His next step, he said, is to publish a research paper and present it at the World Extreme Medicine Conference in November.
But Dituri had other motives as well. One was for science more broadly: He did something no human has done before, an important step in understanding the capabilities of the body. Another was to inspire a new generation of scientists. He spoke to over 5,000 students and, for his USF class, used his own medical data as real-life examples.
Breaking the world record was a plus, he said, but ultimately, he wanted to show that being in a small, isolated place for a long period of time is possible.
That’s because of the final reason for his project: So he can, one day, go to space.
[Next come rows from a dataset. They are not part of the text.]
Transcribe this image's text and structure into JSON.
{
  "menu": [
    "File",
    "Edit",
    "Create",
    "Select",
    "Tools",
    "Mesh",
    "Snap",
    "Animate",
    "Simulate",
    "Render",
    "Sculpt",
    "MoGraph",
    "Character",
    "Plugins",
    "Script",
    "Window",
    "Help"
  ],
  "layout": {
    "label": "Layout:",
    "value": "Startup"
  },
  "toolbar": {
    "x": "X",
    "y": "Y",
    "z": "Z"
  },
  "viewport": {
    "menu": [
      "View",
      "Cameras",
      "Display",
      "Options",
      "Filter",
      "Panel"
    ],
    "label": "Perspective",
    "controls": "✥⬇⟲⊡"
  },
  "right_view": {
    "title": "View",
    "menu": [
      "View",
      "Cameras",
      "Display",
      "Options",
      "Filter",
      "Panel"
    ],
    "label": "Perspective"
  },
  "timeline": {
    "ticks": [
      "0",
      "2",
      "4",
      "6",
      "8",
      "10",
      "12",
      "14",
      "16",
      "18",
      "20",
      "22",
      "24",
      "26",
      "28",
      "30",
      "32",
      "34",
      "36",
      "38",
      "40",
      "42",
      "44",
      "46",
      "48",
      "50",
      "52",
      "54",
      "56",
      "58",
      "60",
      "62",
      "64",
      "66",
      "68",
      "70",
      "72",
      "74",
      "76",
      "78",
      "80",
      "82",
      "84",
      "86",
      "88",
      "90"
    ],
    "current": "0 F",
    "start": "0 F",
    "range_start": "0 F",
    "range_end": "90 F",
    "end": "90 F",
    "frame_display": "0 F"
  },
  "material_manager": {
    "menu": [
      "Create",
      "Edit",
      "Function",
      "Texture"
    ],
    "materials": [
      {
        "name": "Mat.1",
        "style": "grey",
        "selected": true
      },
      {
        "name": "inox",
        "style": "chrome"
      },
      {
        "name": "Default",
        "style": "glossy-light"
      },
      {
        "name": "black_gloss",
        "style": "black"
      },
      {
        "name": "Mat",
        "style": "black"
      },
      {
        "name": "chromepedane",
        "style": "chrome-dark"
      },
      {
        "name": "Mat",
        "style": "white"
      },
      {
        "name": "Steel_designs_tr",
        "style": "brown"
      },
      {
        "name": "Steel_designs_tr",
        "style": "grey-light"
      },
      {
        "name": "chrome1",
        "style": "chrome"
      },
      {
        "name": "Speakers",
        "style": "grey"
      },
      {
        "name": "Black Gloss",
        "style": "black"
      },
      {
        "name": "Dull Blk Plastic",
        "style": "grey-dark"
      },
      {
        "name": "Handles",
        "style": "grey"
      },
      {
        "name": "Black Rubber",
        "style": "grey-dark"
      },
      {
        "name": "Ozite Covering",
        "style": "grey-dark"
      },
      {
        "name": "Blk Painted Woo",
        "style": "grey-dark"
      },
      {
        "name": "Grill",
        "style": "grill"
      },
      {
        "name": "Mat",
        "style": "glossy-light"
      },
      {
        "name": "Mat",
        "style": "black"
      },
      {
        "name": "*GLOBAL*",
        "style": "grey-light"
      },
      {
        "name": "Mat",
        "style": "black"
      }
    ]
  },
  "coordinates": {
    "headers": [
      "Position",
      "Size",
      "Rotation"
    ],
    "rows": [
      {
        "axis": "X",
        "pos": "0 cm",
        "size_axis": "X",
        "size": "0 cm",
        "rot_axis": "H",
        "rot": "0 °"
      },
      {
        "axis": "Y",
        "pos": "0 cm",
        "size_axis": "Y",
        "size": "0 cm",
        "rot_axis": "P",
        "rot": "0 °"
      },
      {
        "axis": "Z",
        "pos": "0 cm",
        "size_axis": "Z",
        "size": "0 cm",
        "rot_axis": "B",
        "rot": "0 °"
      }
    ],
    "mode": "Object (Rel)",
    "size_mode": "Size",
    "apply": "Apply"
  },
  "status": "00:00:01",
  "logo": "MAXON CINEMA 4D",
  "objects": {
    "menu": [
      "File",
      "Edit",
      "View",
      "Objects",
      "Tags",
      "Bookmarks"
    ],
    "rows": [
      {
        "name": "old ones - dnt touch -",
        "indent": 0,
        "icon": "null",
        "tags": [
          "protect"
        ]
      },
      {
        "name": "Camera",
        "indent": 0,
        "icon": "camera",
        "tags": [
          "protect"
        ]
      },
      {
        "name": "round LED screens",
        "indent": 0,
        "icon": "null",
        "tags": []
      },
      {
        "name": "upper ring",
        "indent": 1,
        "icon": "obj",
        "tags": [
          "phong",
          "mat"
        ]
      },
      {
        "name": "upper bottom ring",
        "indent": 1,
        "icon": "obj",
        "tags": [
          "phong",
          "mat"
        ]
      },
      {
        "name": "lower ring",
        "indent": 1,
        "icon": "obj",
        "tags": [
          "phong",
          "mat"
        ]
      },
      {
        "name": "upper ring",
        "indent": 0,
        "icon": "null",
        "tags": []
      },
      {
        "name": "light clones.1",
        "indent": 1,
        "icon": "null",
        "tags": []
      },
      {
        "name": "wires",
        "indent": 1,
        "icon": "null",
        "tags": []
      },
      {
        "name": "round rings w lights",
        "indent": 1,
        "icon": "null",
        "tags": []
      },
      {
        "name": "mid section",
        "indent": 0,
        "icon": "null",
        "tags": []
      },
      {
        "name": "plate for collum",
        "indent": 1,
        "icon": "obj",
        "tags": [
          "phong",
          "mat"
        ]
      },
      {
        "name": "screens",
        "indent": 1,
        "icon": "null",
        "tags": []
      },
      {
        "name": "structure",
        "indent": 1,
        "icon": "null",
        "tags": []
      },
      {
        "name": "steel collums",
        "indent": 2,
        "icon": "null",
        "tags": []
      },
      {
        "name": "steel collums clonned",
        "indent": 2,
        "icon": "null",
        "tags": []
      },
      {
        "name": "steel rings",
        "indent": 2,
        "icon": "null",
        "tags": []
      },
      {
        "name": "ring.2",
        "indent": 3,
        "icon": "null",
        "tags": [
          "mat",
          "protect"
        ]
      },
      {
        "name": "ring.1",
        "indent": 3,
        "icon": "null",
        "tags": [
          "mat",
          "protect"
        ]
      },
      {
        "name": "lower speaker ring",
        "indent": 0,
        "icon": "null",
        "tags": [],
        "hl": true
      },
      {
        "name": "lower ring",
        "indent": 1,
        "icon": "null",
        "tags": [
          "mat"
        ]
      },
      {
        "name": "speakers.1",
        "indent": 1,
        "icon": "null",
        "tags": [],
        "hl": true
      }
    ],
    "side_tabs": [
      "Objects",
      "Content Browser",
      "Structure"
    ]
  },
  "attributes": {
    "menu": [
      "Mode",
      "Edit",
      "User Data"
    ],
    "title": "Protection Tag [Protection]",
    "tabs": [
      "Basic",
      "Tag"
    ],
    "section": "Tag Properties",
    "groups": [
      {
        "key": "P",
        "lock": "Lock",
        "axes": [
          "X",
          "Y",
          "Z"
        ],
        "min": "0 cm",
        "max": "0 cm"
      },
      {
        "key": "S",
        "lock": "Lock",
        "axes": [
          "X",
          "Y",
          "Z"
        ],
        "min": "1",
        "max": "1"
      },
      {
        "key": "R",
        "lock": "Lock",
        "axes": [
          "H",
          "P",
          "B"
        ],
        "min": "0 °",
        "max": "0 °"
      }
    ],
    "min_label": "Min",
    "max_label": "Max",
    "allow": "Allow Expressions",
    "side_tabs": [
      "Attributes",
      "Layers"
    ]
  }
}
“I stayed for 100,” Dituri said. “We need to go for 200.”
He was referring to the 200 days that experts estimate it would take for a spacecraft to reach Mars. A vision board in Dituri’s office makes it clear that, for him, Mars is the final frontier.
For 2021, next to a picture of an underwater hotel with his face photoshopped into a porthole, he wrote “100 Day living in the ocean.”
For 2026, he wrote “Hair in space,” referring to the red, curly locks he began to cultivate after his time in the Navy.
His personal hero is not an ocean explorer but Buzz Aldrin, the second person to walk on the moon and a staunch advocate for missions to Mars. Dituri says that he, like Aldrin, has unbridled faith in humanity’s ability to constantly discover and achieve.
“People are doing amazing things,” he said. “I’ve never been so inspired.”
That’s why he spent over five figures of his own money to fund his expedition (drawing from what he calls “The International Bank of Joe.”)
That’s also why, even though he just got his feet on the ground, he’s already looking to leave.